H-80. The Stationers' Company to 1775
Also known as The Stationers' Company and the London Book Trade to 1830
The Stationers' Company, founded in 1403 and incorporated in 1557, dominated London's trade in printed books during the c16 and c17; following the loss of its monopoly over printing in 1695, its regulatory powers diminished, but it retained a vital role in the life of the London trade, not least through its lucrative joint-stock publishing venture, known as the 'English Stock'. Among its members can be counted nearly all of London's leading printers and publishers, and its roster also includes thousands of lesser-known men and women in the trade: type-founders, compositors, printers, publishers, booksellers, and bookbinders. The Company's importance has long been acknowledged by scholars, but its activities and influence have often been misunderstood. This course will survey the shifting role and character of the Company up to the Carnan court case of 1775, and will also provide a practical guide to using the Company's key records in their manuscript and edited forms.

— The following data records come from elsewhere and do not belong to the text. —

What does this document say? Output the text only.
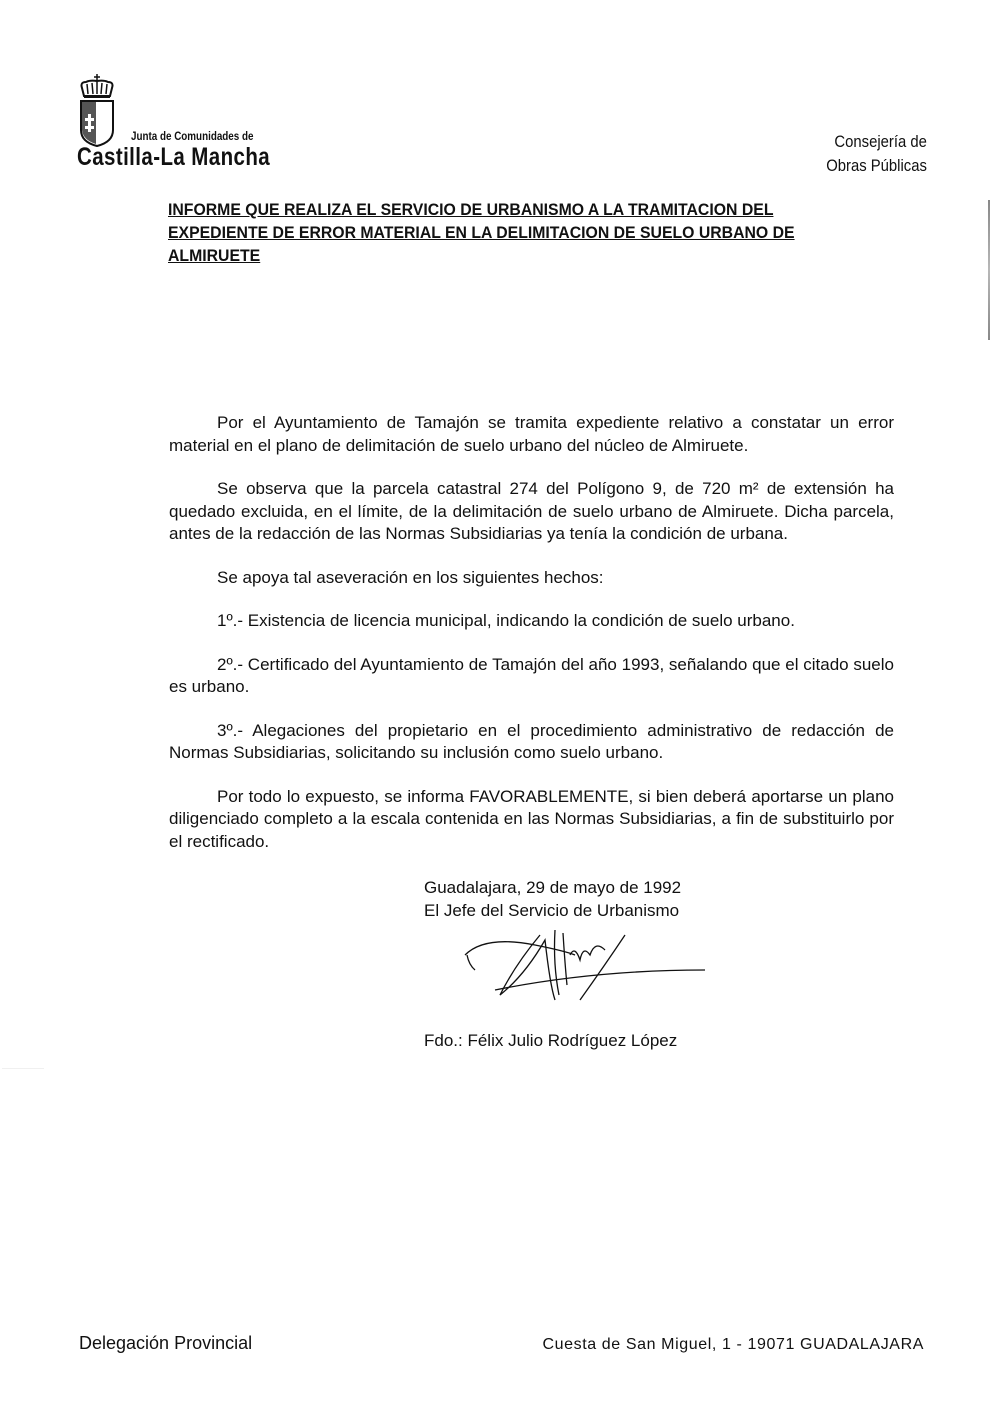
Junta de Comunidades de
Castilla-La Mancha
Consejería de
Obras Públicas
INFORME QUE REALIZA EL SERVICIO DE URBANISMO A LA TRAMITACION DEL EXPEDIENTE DE ERROR MATERIAL EN LA DELIMITACION DE SUELO URBANO DE ALMIRUETE

Por el Ayuntamiento de Tamajón se tramita expediente relativo a constatar un error material en el plano de delimitación de suelo urbano del núcleo de Almiruete.

Se observa que la parcela catastral 274 del Polígono 9, de 720 m² de extensión ha quedado excluida, en el límite, de la delimitación de suelo urbano de Almiruete. Dicha parcela, antes de la redacción de las Normas Subsidiarias ya tenía la condición de urbana.

Se apoya tal aseveración en los siguientes hechos:

1º.- Existencia de licencia municipal, indicando la condición de suelo urbano.

2º.- Certificado del Ayuntamiento de Tamajón del año 1993, señalando que el citado suelo es urbano.

3º.- Alegaciones del propietario en el procedimiento administrativo de redacción de Normas Subsidiarias, solicitando su inclusión como suelo urbano.

Por todo lo expuesto, se informa FAVORABLEMENTE, si bien deberá aportarse un plano diligenciado completo a la escala contenida en las Normas Subsidiarias, a fin de substituirlo por el rectificado.

Guadalajara, 29 de mayo de 1992
El Jefe del Servicio de Urbanismo
Fdo.: Félix Julio Rodríguez López
··········································
Delegación Provincial	Cuesta de San Miguel, 1 - 19071 GUADALAJARA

Topics include: the Company's structure, regulatory powers, and membership; the Stationers' Register and other records; the 'English Stock'; the Company's relationship with authors; its relationship with other London companies as well as city and national authorities; and its corporate identity.
Ian Gadd teaches the course solo for the first time.
Ian Gadd & Michael Turner teach this course for the first time, as "The Stationers' Company and the London Book Trade to 1830."